The government has failed its A-levels once again with today's record results, as sixth-formers jump around clutching their fantastic results only to turn round and see everyone is a winner, waving the same fantastic results.
Ministers and quangoland lackeys, trotted out their well-worn phrases - 'How dare anyone put them down. We all should be celebrating their hard work, not criticising them'.
But that's not the point, as noted in the today's Guardian.
Time and again, New Labour's 'record A-levels' has been exposed as a sham. A deliberate ploy to try to hit ridiculous targets of 50% in higher education and keep down the unemployment figures.
They've tried every trick in the book to boost the pass rate and inflate the grades. Making exams easier, watering down exams with course-work, introducing soft subjects, skewing the statistics and tinkering with the grade boundaries.
It's all a far cry from the days when bright, hard working sixth-formers would be rightly rewarded for their efforts, with a well-earned place at a proper university, studying a proper subject.
And that applied just as much to the youngsters from working class backgrounds, as it did to the kids from the posh schools, which most of New Labour's top ministers attended.

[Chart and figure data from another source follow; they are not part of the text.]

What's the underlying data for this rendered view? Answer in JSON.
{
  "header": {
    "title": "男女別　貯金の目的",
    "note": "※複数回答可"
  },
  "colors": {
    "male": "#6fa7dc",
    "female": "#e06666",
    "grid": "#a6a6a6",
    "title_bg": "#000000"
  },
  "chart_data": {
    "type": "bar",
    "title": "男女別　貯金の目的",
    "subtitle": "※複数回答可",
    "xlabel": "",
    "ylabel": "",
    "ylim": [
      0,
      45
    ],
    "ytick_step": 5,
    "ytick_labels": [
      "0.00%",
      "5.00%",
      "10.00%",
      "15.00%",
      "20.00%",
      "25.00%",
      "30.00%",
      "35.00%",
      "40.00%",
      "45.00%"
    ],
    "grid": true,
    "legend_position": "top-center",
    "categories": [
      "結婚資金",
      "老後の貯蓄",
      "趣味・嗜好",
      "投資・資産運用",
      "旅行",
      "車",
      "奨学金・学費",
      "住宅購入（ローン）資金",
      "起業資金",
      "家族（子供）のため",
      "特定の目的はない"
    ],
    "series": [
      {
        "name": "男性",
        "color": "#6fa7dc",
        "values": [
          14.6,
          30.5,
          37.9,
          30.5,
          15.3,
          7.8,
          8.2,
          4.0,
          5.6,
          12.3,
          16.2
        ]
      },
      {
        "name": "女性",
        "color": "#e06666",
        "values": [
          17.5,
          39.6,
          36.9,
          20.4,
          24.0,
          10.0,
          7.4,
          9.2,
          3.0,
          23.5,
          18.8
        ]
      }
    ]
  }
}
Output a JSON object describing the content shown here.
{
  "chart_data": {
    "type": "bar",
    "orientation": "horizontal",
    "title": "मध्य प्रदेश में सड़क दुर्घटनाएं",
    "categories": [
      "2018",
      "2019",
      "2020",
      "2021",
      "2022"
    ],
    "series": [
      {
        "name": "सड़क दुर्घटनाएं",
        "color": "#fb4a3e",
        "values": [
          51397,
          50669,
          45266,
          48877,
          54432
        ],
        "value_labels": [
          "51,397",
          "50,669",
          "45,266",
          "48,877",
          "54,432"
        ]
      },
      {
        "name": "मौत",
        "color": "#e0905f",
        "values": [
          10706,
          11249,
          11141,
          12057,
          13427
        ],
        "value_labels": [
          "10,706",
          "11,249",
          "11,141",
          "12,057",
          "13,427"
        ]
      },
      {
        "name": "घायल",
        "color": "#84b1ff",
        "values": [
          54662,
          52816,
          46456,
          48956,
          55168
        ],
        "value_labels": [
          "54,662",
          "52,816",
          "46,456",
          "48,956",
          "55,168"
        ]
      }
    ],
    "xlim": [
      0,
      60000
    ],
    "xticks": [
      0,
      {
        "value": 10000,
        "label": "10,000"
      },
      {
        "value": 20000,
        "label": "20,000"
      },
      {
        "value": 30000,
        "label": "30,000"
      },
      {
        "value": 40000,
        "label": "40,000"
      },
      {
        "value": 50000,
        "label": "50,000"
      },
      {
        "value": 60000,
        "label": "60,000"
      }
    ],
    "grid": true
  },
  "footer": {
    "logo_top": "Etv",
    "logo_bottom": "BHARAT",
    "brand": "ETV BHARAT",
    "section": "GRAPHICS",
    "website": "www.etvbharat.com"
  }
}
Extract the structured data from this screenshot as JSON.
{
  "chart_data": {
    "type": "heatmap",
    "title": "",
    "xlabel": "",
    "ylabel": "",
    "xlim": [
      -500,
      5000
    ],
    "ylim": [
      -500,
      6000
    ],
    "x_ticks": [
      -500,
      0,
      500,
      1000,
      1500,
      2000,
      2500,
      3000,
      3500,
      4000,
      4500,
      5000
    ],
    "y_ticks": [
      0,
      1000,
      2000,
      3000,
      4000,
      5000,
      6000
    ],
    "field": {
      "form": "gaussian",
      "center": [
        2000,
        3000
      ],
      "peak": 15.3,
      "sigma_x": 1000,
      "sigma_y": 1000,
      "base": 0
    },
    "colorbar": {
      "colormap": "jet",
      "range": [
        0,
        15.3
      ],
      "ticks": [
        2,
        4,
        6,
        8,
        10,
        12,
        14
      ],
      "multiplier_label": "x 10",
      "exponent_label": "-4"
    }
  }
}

Now, for many students, it will a couple of years at Smalltown Polytech - rebranded Bigcity University - 'studying' Media and Computer Games. Until they get fed up and leave.
Faced with the grades sham, the proper universities are trying to keep up standards by introducing their own entrance exams, because the A-levels are not worth the paper they are written on.
Disillusioned overseas students are being used to prop-up the cash-strapped rebranded polys and offered 'rotten' degrees for their efforts. Home students are enticed with the sop of easy subjects, with the word 'studies' in the title. Without an A-level gold standard, the student drop out and failure rate at the so-called 'universities' is soaring.
Soon A-levels, in England at least, could be a thing of the past. To be replaced by vocational 'diplomas'. Industry chiefs recently warned the government what everyone else has been saying for ages - the new Diplomas to replace academic A-levels aren't worth the paper they're written on.
So what next for the failed education experiment? Raising the school-leaving age is a neat way of taking the NEETS out of the rising unemployment figures. Then just give away the A-levels as a School Leaving Certificate. All students get results and everyone passes.
In the shallow, fantasy world of New Labour, everyone's a winner - except the students, schools, parents, universities and this country's future.